The Log Collector That Logs You Out

Fluentd, the CNCF-graduated unified logging layer used in millions of Kubernetes deployments worldwide, has a CVSS 9.8 remote code execution vulnerability. CVE-2026-44024 allows attackers to achieve arbitrary file write on the host through a path traversal in the ${tag} placeholder used in output file paths.

The attack is elegant in its simplicity: send a log event with a crafted tag containing path traversal sequences (../). When Fluentd processes the event, it substitutes the tag into the output file path. The result: an attacker who can send log events to Fluentd can write arbitrary files on the host filesystem — including cron jobs, SSH keys, or container escape payloads.

CVE-2026-44024
CVE
CVSS 9.8 Critical. Arbitrary file write via tag injection in output path.
Millions of K8s pods
Deployment footprint
Fluentd is the default log collector in many Kubernetes distributions and CNCF reference architectures.
Graduated project
CNCF status
Same graduation tier as Kubernetes, Prometheus, and Envoy.

The Observability Paradox

Organizations deploy Fluentd to gain visibility into their infrastructure. It collects logs from every container, every service, every node. It has broad filesystem access by design — it needs to write logs somewhere. That broad access, combined with a path traversal in tag substitution, means the component deployed to detect attacks is itself the attack surface.

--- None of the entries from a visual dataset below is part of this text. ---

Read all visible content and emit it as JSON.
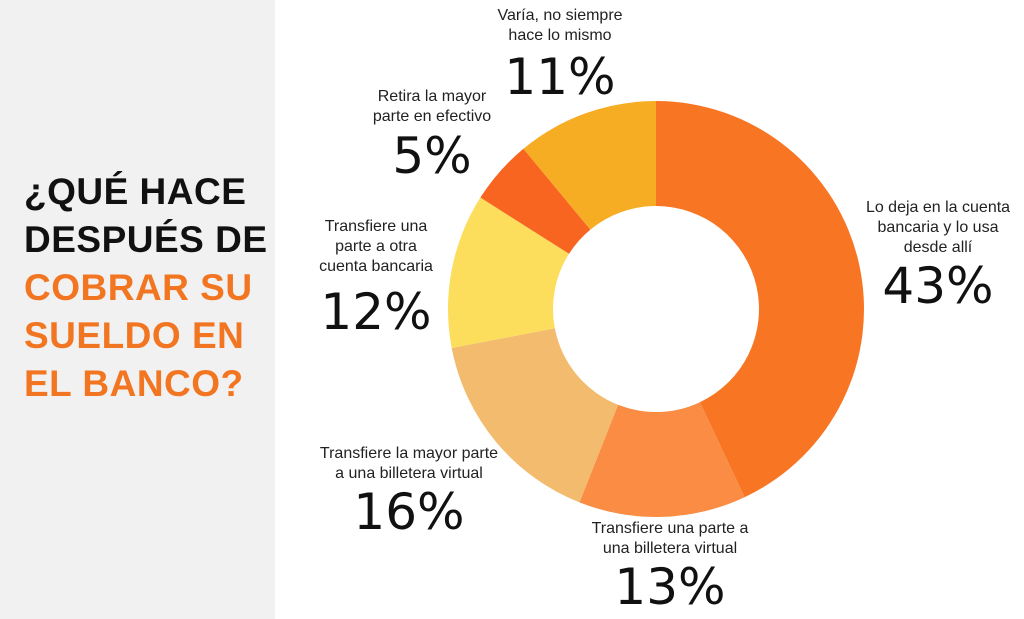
{
  "title": {
    "lines": [
      {
        "text": "¿QUÉ HACE",
        "accent": false
      },
      {
        "text": "DESPUÉS DE",
        "accent": false
      },
      {
        "text": "COBRAR SU",
        "accent": true
      },
      {
        "text": "SUELDO EN",
        "accent": true
      },
      {
        "text": "EL BANCO?",
        "accent": true
      }
    ]
  },
  "colors": {
    "accent": "#f27622",
    "panel_bg": "#f1f1f1"
  },
  "chart_data": {
    "type": "pie",
    "donut": true,
    "title": "¿QUÉ HACE DESPUÉS DE COBRAR SU SUELDO EN EL BANCO?",
    "slices": [
      {
        "label": "Lo deja en la cuenta bancaria y lo usa desde allí",
        "label_lines": [
          "Lo deja en la cuenta",
          "bancaria y lo usa",
          "desde allí"
        ],
        "value": 43,
        "value_text": "43%",
        "color": "#f87623"
      },
      {
        "label": "Transfiere una parte a una billetera virtual",
        "label_lines": [
          "Transfiere una parte a",
          "una billetera virtual"
        ],
        "value": 13,
        "value_text": "13%",
        "color": "#fb8c44"
      },
      {
        "label": "Transfiere la mayor parte a una billetera virtual",
        "label_lines": [
          "Transfiere la mayor parte",
          "a una billetera virtual"
        ],
        "value": 16,
        "value_text": "16%",
        "color": "#f3bb6e"
      },
      {
        "label": "Transfiere una parte a otra cuenta bancaria",
        "label_lines": [
          "Transfiere una",
          "parte a otra",
          "cuenta bancaria"
        ],
        "value": 12,
        "value_text": "12%",
        "color": "#fcdd5c"
      },
      {
        "label": "Retira la mayor parte en efectivo",
        "label_lines": [
          "Retira la mayor",
          "parte en efectivo"
        ],
        "value": 5,
        "value_text": "5%",
        "color": "#f86521"
      },
      {
        "label": "Varía, no siempre hace lo mismo",
        "label_lines": [
          "Varía, no siempre",
          "hace lo mismo"
        ],
        "value": 11,
        "value_text": "11%",
        "color": "#f7ad23"
      }
    ]
  }
}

This is the observability paradox: the more visibility you add to your infrastructure, the more privileged components you deploy. Each privileged component is a potential pivot point. Fluentd runs as a DaemonSet with host filesystem mounts in most Kubernetes deployments. A file write vulnerability in this context is a cluster compromise.

The Broader Pattern

Fluentd joins a pattern of infrastructure-layer vulnerabilities in 2026: FortiBleed in firewalls (86,000 compromised), Check Point VPN zero-day (CISA KEV), Cisco SD-WAN's seventh zero-day. The infrastructure components that organizations trust implicitly — firewalls, VPNs, log collectors — are systematically less hardened than the applications they protect.

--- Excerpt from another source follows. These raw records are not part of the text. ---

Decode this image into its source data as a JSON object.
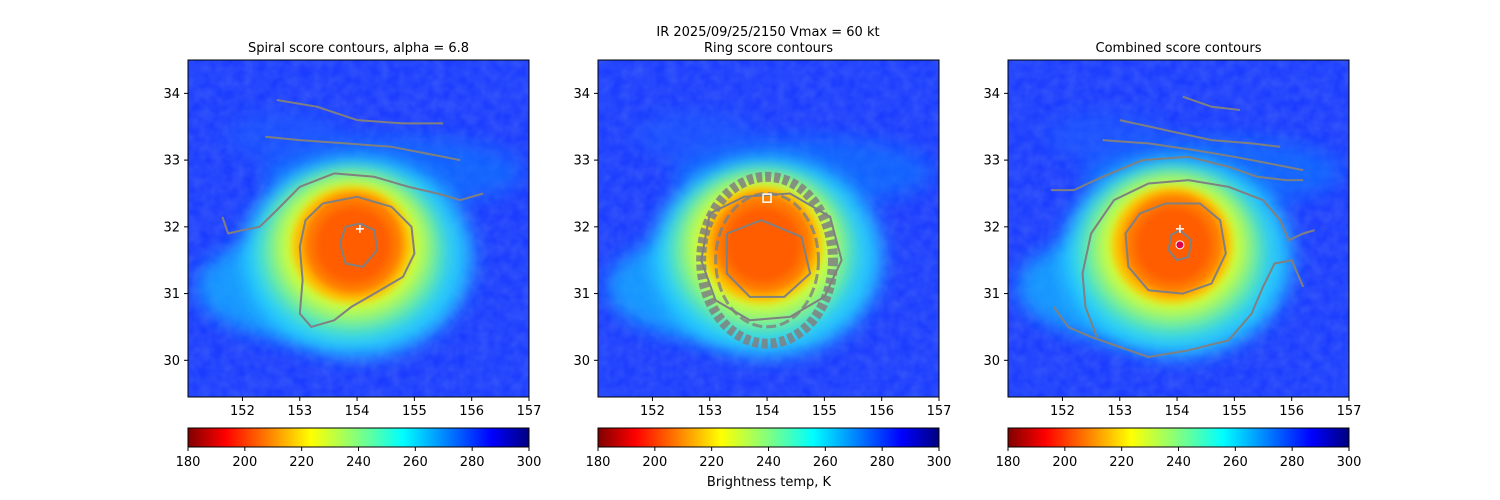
{
  "figure": {
    "suptitle_line1": "IR  2025/09/25/2150    Vmax = 60 kt",
    "colorbar_label": "Brightness temp, K",
    "colormap": "jet",
    "contour_color": "#808080"
  },
  "chart_data": [
    {
      "type": "heatmap",
      "title": "Spiral score contours, alpha =  6.8",
      "xlim": [
        151.05,
        157.0
      ],
      "ylim": [
        29.45,
        34.5
      ],
      "xticks": [
        "152",
        "153",
        "154",
        "155",
        "156",
        "157"
      ],
      "yticks": [
        "30",
        "31",
        "32",
        "33",
        "34"
      ],
      "colorbar": {
        "range": [
          180,
          300
        ],
        "ticks": [
          "180",
          "200",
          "220",
          "240",
          "260",
          "280",
          "300"
        ]
      },
      "markers": [
        {
          "label": "center estimate",
          "symbol": "plus",
          "x": 154.05,
          "y": 31.97
        }
      ],
      "contours": [
        [
          [
            152.6,
            33.9
          ],
          [
            153.3,
            33.8
          ],
          [
            154.0,
            33.6
          ],
          [
            154.8,
            33.55
          ],
          [
            155.5,
            33.55
          ]
        ],
        [
          [
            152.4,
            33.35
          ],
          [
            153.0,
            33.3
          ],
          [
            153.8,
            33.25
          ],
          [
            154.6,
            33.2
          ],
          [
            155.2,
            33.1
          ],
          [
            155.8,
            33.0
          ]
        ],
        [
          [
            151.65,
            32.15
          ],
          [
            151.75,
            31.9
          ],
          [
            152.0,
            31.95
          ],
          [
            152.3,
            32.0
          ],
          [
            152.6,
            32.25
          ],
          [
            153.0,
            32.6
          ],
          [
            153.6,
            32.8
          ],
          [
            154.3,
            32.75
          ],
          [
            154.9,
            32.6
          ],
          [
            155.4,
            32.5
          ],
          [
            155.8,
            32.4
          ],
          [
            156.2,
            32.5
          ]
        ],
        [
          [
            153.4,
            32.35
          ],
          [
            154.0,
            32.45
          ],
          [
            154.6,
            32.3
          ],
          [
            154.95,
            32.0
          ],
          [
            155.0,
            31.6
          ],
          [
            154.8,
            31.25
          ],
          [
            154.3,
            31.0
          ],
          [
            153.9,
            30.8
          ],
          [
            153.6,
            30.6
          ],
          [
            153.2,
            30.5
          ],
          [
            153.0,
            30.7
          ],
          [
            153.05,
            31.2
          ],
          [
            153.0,
            31.7
          ],
          [
            153.1,
            32.1
          ],
          [
            153.4,
            32.35
          ]
        ],
        [
          [
            154.05,
            32.05
          ],
          [
            154.3,
            31.95
          ],
          [
            154.35,
            31.65
          ],
          [
            154.1,
            31.4
          ],
          [
            153.8,
            31.45
          ],
          [
            153.7,
            31.75
          ],
          [
            153.8,
            32.0
          ],
          [
            154.05,
            32.05
          ]
        ]
      ]
    },
    {
      "type": "heatmap",
      "title": "Ring score contours",
      "xlim": [
        151.05,
        157.0
      ],
      "ylim": [
        29.45,
        34.5
      ],
      "xticks": [
        "152",
        "153",
        "154",
        "155",
        "156",
        "157"
      ],
      "yticks": [
        "30",
        "31",
        "32",
        "33",
        "34"
      ],
      "colorbar": {
        "range": [
          180,
          300
        ],
        "ticks": [
          "180",
          "200",
          "220",
          "240",
          "260",
          "280",
          "300"
        ]
      },
      "markers": [
        {
          "label": "ring center",
          "symbol": "square",
          "x": 154.0,
          "y": 32.43
        }
      ],
      "contour_region": {
        "x": 154.0,
        "y": 31.5,
        "rx": 1.15,
        "ry": 1.0
      },
      "contours": [
        [
          [
            153.0,
            32.2
          ],
          [
            153.6,
            32.45
          ],
          [
            154.4,
            32.5
          ],
          [
            155.1,
            32.15
          ],
          [
            155.3,
            31.5
          ],
          [
            155.0,
            30.95
          ],
          [
            154.4,
            30.65
          ],
          [
            153.7,
            30.6
          ],
          [
            153.1,
            30.9
          ],
          [
            152.85,
            31.5
          ],
          [
            153.0,
            32.2
          ]
        ],
        [
          [
            153.3,
            31.9
          ],
          [
            153.9,
            32.1
          ],
          [
            154.6,
            31.85
          ],
          [
            154.75,
            31.3
          ],
          [
            154.3,
            30.95
          ],
          [
            153.7,
            30.95
          ],
          [
            153.3,
            31.3
          ],
          [
            153.3,
            31.9
          ]
        ]
      ]
    },
    {
      "type": "heatmap",
      "title": "Combined score contours",
      "xlim": [
        151.05,
        157.0
      ],
      "ylim": [
        29.45,
        34.5
      ],
      "xticks": [
        "152",
        "153",
        "154",
        "155",
        "156",
        "157"
      ],
      "yticks": [
        "30",
        "31",
        "32",
        "33",
        "34"
      ],
      "colorbar": {
        "range": [
          180,
          300
        ],
        "ticks": [
          "180",
          "200",
          "220",
          "240",
          "260",
          "280",
          "300"
        ]
      },
      "markers": [
        {
          "label": "center estimate",
          "symbol": "plus",
          "x": 154.05,
          "y": 31.97
        },
        {
          "label": "combined center",
          "symbol": "dot",
          "x": 154.05,
          "y": 31.73
        }
      ],
      "contours": [
        [
          [
            154.1,
            33.95
          ],
          [
            154.6,
            33.8
          ],
          [
            155.1,
            33.75
          ]
        ],
        [
          [
            153.0,
            33.6
          ],
          [
            153.8,
            33.45
          ],
          [
            154.6,
            33.3
          ],
          [
            155.3,
            33.25
          ],
          [
            155.8,
            33.2
          ]
        ],
        [
          [
            152.7,
            33.3
          ],
          [
            153.5,
            33.25
          ],
          [
            154.3,
            33.15
          ],
          [
            155.0,
            33.05
          ],
          [
            155.6,
            32.95
          ],
          [
            156.2,
            32.85
          ]
        ],
        [
          [
            151.8,
            32.55
          ],
          [
            152.2,
            32.55
          ],
          [
            152.7,
            32.75
          ],
          [
            153.4,
            33.0
          ],
          [
            154.2,
            33.05
          ],
          [
            154.9,
            32.9
          ],
          [
            155.4,
            32.75
          ],
          [
            155.9,
            32.7
          ],
          [
            156.2,
            32.7
          ]
        ],
        [
          [
            152.6,
            30.35
          ],
          [
            152.4,
            30.8
          ],
          [
            152.35,
            31.3
          ],
          [
            152.5,
            31.9
          ],
          [
            152.9,
            32.4
          ],
          [
            153.5,
            32.65
          ],
          [
            154.2,
            32.7
          ],
          [
            154.9,
            32.6
          ],
          [
            155.5,
            32.4
          ],
          [
            155.8,
            32.1
          ],
          [
            155.95,
            31.8
          ],
          [
            156.2,
            31.9
          ],
          [
            156.4,
            31.95
          ]
        ],
        [
          [
            153.8,
            32.35
          ],
          [
            154.4,
            32.35
          ],
          [
            154.75,
            32.1
          ],
          [
            154.85,
            31.6
          ],
          [
            154.6,
            31.15
          ],
          [
            154.1,
            31.0
          ],
          [
            153.5,
            31.05
          ],
          [
            153.15,
            31.4
          ],
          [
            153.1,
            31.9
          ],
          [
            153.35,
            32.2
          ],
          [
            153.8,
            32.35
          ]
        ],
        [
          [
            154.05,
            31.95
          ],
          [
            154.25,
            31.8
          ],
          [
            154.2,
            31.55
          ],
          [
            154.0,
            31.5
          ],
          [
            153.85,
            31.65
          ],
          [
            153.9,
            31.88
          ],
          [
            154.05,
            31.95
          ]
        ],
        [
          [
            151.85,
            30.8
          ],
          [
            152.1,
            30.5
          ],
          [
            152.5,
            30.35
          ],
          [
            153.0,
            30.2
          ],
          [
            153.5,
            30.05
          ],
          [
            154.2,
            30.15
          ],
          [
            154.9,
            30.3
          ],
          [
            155.3,
            30.7
          ],
          [
            155.5,
            31.1
          ],
          [
            155.7,
            31.45
          ],
          [
            156.0,
            31.5
          ],
          [
            156.2,
            31.1
          ]
        ]
      ]
    }
  ]
}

When the log collector is the vulnerability, who watches the watchers?

Remediation

Patch Fluentd immediately. Audit output configurations for ${tag} usage in file paths — any output plugin using tag-based path construction is potentially affected. In Kubernetes, restrict Fluentd's host filesystem mounts to the minimum required directories. Consider switching tag placeholders to a sanitized variable that strips path traversal sequences.